The Origin Story is a staple of Superheroes. But what about heroes who aren’t super? Do they also merit an origin story?
How does a perfectly normal person become a hero?
John Le Carre’s Call for the Dead is the origin story of George Smiley. Le Carre is a pen name for David Cornwell, who was a mid-level intelligence agent in the British spy service. Coincidentally, George Smiley is a mid-level intelligence agent in the British spy service.
Le Carre became famous writing spy novels, the best of which feature George Smiley and are canonical in the genre. (He also write some truly awful novels; a rather hit or miss author.) Smiley himself is memorable; in the movies he gets played by Alec Guinness and Gary Oldman, which is not bad at all.
Call for the Dead is not only the first Smiley novel, it is the first novel Le Carre wrote. It shows. Later in life, Le Carre’s novels tended toward becoming overly lengthy endurance tests for the reader. This first novel is short and crisp.

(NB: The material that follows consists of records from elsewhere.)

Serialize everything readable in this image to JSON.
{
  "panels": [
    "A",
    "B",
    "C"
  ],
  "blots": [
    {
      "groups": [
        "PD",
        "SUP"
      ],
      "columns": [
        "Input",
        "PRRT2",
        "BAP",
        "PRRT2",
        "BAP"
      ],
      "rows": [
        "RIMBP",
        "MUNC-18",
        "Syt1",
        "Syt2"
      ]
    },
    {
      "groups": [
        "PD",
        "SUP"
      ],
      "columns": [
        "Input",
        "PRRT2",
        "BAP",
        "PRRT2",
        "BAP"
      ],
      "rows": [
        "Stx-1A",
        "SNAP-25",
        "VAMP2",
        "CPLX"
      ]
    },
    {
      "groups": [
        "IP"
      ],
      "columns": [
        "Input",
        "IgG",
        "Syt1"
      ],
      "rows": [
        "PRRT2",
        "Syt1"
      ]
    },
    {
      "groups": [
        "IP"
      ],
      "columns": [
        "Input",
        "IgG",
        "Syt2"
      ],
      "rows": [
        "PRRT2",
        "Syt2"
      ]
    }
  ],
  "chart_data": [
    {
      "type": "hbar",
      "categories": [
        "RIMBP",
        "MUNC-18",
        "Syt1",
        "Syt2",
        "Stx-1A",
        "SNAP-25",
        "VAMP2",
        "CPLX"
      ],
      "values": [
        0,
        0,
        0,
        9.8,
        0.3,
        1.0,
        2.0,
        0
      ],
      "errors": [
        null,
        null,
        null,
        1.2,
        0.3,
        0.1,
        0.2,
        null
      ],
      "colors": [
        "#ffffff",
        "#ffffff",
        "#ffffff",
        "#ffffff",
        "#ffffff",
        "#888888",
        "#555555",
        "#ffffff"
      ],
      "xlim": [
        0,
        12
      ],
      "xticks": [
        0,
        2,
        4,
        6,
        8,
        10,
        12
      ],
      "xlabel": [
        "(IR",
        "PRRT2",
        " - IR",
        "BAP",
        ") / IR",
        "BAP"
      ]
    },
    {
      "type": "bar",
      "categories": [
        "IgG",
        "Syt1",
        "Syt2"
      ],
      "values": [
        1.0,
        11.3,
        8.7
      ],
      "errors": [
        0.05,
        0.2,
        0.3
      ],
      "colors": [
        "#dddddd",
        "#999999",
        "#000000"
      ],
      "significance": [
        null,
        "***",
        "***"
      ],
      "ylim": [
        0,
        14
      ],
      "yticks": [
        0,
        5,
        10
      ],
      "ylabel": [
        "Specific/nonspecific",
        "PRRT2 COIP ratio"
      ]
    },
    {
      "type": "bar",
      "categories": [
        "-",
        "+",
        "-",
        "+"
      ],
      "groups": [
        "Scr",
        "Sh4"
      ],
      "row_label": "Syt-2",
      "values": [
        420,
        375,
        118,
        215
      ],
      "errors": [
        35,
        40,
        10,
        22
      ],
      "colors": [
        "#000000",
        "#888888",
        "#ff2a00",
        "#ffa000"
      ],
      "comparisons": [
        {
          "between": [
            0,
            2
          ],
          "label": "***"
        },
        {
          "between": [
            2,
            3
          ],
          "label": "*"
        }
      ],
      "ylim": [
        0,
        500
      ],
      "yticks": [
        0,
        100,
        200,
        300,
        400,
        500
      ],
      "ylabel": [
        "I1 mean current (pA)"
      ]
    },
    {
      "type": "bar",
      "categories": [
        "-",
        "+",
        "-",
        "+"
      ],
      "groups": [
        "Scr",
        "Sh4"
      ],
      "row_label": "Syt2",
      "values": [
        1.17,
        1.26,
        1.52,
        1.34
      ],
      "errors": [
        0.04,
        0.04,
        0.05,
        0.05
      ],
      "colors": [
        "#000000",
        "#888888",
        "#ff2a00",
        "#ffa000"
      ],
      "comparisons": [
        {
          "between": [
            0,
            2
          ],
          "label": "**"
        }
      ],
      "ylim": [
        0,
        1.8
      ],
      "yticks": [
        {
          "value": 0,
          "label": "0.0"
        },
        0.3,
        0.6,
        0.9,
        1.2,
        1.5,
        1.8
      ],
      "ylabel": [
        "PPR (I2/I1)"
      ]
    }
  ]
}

The obvious comparison for George Smiley is James Bond. Bond had been around for about 8 years before Smiley. Bond was flashy, daring and saved the world over and over. A very popular hero; the first movie came out a year after Call of the Dead. In the movies, Bond was, of course, played by Sean Connery.
The difference between Connery and Guinness tells you a lot about the difference between Bond and Smiley. Bond is handsome and amazing and gets the gorgeous girl. Smiley is physically unattractive, boring, and…is married to a wealthy gorgeous woman! Alas, the beautiful woman runs off after two years of marriage for a hotter, younger man.
Smiley is, in other words, nothing like James Bond. He is so bland that he actually makes a good spy; nobody ever suspects the really boring guy is a spy. He just plods along through life, shocked that a beautiful woman married him, not surprised that she left him. He is smart and puzzles things out in a very plodding way.
His superiors don’t listen to him, so he quits his job as a spy. But, he still keeps thinking about the case before him. No drama. Just the equivalent of steady police work. There is spy stuff in the story, but not the crazy gizmos of the James Bond movies. Just regular boring spy stuff. How to arrange a meeting. How to pass documents to another person. How the spy organizations are structured.
Call for the Dead achieves the rare feat of making spy work seem like a thoroughly non-exciting thing. Just another day at the office as a mid-level bureaucrat doing the same sorts of things mid-level bureaucrats do in any bureaucratic large organization. What makes George Smiley heroic? Well, nothing. He isn’t heroic at all. Just a guy plodding along doing his job.
Even the title of the book is a sign of how remarkably unexceptional everything in this novel is. Smiley is looking into an apparent suicide The phone rings in the house; it is from the service that arranges to call you at a set time, like an alarm clock. The call for the dead guy is the clue that tells Smiley something is off; why would a guy about to commit suicide set an alarm clock for the following morning? Well, he wouldn’t.
No call for the dead; no story. A boring spy just happens to be there when the phone rings for a boring reason and then he plods along and works out what just happened.
So, the novel now sounds perfectly dull. But it isn’t. Le Carre writes well; he story moves along at a nice clip, and you get to watch Smiley puzzling out the big picture and then figuring out how to catch all the culprits. This isn’t a s good as the great Smiley novels (Tinker, Tailor, Soldier, Spy, and The Spy Wo Came in from the Cold), but the great novels do have the same plodding pace.
Is there a lesson here? Is there anything that makes this book rise up above a decent way to spend an evening? Sure. Reading a decently crafted tale by an author who can write well is exactly the sort of small detail that actually makes up the bulk of our lives. Most of life is not exciting events worthy of a major motion picture starring Sean Connery. Most of life is just a nondescript person like you or me doing the sorts of things we all do. I read books and write about them. I read Call for the Dead and I am writing about it. You read what wrote. This is not a bad description of life.
Sometimes it is worth reminding ourselves that a life can be worth living, and a book can be worth reading, even if it is not accompanied by trumpets and fanfare.